Choose the appropriate Nvidia GPU option

  • 6 minutes

When you train compute-intensive models, choose the GPU compute that best fits your needs to optimally use your resources.

Recall the deep learning model you want to train to extract handwritten text from insurance forms. You expect to use a large dataset, and the model itself to be compute-intensive. You wonder what type of compute cluster would be best suited for your workload.

You'll learn about the GPU types offered in Azure Machine Learning, and how you can monitor to find the optimal configuration.

GPU types in Azure Machine Learning

When you create a compute instance or cluster in Azure Machine Learning, Azure virtual machines are created and maintained for you.

Azure has a wide range of GPU optimized virtual machines sizes available that are part of the N-series family:

  • The NC-series is used for high-performance computing and machine-learning workloads.
  • The ND-series is used for training and inferencing scenarios for deep learning.
  • The NV-series is used for remote visualization workloads and other graphics-intensive applications.

To use GPU compute, you have to use code that is configured to work with GPUs. A common mistake is to use code that doesn't make use of GPUs, which can result in many wasted resources.

The most common GPU programming interface is CUDA (Compute Unified Device Architecture). To use CUDA in Azure Machine Learning, include it in the environment you use when you submit a job. Many of the curated environments that you can use when you train a compute-intensive model already include CUDA.

When using frameworks or libraries that are designed to use GPUs, make sure you choose the appropriate GPU type. For example, if you use RAPIDs to process large amounts of data, you need to create a Tesla V100 GPU compute.

Tip

Explore the overview of curated environments to find the environment that you need.

Decide which GPU type to use

To decide which compute to use for a job, think about the following factors:

  • Performance: Think about the framework you use to train a model. Certain algorithms may deliver a need less time to train but come at a higher cost. GPU performance varies per workload but a quick overview can be found on NVIDIA's website.
  • Cost: Depending on your requirements, you may need to choose a model that either is more cost effective or performs better. To save on costs, you can make use of reserved instances for virtual machines or low-priority virtual machines.
  • Location: Be aware of the availability of virtual machines per Azure region. If your data needs to remain within a certain region, it can affect your choice of model.
  • GPU memory size: Deep learning models benefit when a compute cluster has enough GPU memory available. Think about the memory requirements for the model you want to train. Requirements may include the size of the dataset and number of parameters.

Monitor to find optimal configuration

The only reliable way to find the optimal compute configuration is to run the workload and monitor the results.

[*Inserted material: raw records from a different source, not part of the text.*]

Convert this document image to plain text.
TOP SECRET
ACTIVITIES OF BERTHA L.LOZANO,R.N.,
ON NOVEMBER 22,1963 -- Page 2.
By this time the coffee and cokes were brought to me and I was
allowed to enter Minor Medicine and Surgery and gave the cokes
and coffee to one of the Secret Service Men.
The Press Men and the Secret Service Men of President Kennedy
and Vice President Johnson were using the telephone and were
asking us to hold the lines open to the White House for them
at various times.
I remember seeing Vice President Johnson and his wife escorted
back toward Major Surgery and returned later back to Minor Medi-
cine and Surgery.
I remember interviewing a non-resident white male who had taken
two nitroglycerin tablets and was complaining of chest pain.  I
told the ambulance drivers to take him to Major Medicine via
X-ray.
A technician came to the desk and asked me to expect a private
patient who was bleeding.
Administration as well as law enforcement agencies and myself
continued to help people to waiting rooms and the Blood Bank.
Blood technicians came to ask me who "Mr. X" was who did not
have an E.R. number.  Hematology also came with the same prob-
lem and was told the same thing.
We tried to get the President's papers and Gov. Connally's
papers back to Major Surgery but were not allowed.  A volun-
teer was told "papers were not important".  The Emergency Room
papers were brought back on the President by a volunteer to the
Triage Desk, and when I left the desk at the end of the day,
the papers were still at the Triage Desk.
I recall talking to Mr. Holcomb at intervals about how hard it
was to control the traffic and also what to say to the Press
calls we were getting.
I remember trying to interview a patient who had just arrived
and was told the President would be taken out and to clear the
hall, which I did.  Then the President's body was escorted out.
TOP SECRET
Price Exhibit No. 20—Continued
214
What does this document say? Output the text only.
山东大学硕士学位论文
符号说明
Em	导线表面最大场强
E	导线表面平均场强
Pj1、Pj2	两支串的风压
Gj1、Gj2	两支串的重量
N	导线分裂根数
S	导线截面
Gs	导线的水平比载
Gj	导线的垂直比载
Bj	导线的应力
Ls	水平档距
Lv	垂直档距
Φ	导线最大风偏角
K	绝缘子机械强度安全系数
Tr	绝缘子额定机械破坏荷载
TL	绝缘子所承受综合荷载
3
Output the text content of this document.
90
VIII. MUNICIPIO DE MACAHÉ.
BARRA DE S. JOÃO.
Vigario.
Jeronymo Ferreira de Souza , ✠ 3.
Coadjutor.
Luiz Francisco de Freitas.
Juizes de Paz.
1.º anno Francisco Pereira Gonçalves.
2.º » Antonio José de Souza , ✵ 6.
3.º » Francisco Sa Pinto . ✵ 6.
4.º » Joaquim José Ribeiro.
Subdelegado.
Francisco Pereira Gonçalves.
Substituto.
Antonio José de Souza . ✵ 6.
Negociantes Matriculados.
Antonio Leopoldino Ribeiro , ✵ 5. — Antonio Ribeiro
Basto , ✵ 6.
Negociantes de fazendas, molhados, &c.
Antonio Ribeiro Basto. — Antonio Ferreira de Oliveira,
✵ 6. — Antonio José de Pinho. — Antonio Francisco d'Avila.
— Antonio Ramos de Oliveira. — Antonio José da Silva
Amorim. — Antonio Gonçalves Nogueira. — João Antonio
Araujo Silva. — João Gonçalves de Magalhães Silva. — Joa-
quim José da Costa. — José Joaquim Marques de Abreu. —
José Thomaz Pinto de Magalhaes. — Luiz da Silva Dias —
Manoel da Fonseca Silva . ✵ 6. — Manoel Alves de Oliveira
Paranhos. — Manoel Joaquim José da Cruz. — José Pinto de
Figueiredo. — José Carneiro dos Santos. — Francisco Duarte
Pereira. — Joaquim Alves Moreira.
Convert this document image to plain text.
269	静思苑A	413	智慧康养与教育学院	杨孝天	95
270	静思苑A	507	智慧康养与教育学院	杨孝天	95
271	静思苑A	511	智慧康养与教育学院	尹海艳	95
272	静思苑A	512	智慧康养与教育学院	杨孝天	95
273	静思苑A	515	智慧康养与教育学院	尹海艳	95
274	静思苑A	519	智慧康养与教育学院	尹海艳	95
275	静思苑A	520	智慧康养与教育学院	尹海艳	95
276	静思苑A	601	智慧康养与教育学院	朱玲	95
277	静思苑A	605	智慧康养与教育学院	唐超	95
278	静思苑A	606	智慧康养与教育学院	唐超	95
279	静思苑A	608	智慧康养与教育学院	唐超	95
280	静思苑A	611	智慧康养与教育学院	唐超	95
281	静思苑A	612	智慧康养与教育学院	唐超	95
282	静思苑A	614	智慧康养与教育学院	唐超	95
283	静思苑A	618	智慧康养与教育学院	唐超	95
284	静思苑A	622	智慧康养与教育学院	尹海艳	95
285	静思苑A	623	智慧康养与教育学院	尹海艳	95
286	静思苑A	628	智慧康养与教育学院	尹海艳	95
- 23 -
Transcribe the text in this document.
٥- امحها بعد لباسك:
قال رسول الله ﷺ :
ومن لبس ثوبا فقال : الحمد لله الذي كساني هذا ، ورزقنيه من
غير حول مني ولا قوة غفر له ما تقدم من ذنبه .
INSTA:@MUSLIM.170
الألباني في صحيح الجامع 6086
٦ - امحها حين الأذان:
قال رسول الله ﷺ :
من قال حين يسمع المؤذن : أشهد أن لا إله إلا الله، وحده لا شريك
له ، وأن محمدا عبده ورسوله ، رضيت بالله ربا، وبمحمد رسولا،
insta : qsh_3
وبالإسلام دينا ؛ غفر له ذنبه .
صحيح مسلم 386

There are a wide range of command-line tools available to monitor how your GPU compute is performing. One of the most common command-line tools is the NVIDIA System Management Interface (nvidia-smi), which can run at a defined interval.

Example nvidia-smi log

Tip

Learn more about how to use nvidia-smi to monitor your GPU compute.

To monitor the GPU consumption of an Azure Machine Learning compute cluster, you can use the Azure Monitor. An easy way to access it is through the Azure portal:

  1. Navigate to https://portal.azure.com.
  2. Go to your Azure Machine Learning resource.
  3. Under Monitoring, select Metrics.
  4. Create a new chart and explore the metrics for GPU utilization.

Azure Monitor for GPU utilization

Within the Azure Machine Learning Studio, it's also possible to monitor the GPU usage for specific runs.

Understanding how much GPU has been consumed during model training can help confirm whether the workload is making best use of the available resources. Ideally the runs are maximizing the available GPU and GPU memory and aren't constrained by throughput.

A common approach is to start with a single GPU and node. Next, you can scale up either with more GPUs by changing the size of your compute in Azure Machine Learning. You can also scale across nodes and process data in parallel. A distributed approach may improve performance, but requires more overhead so should only be done when significant improvements can be made.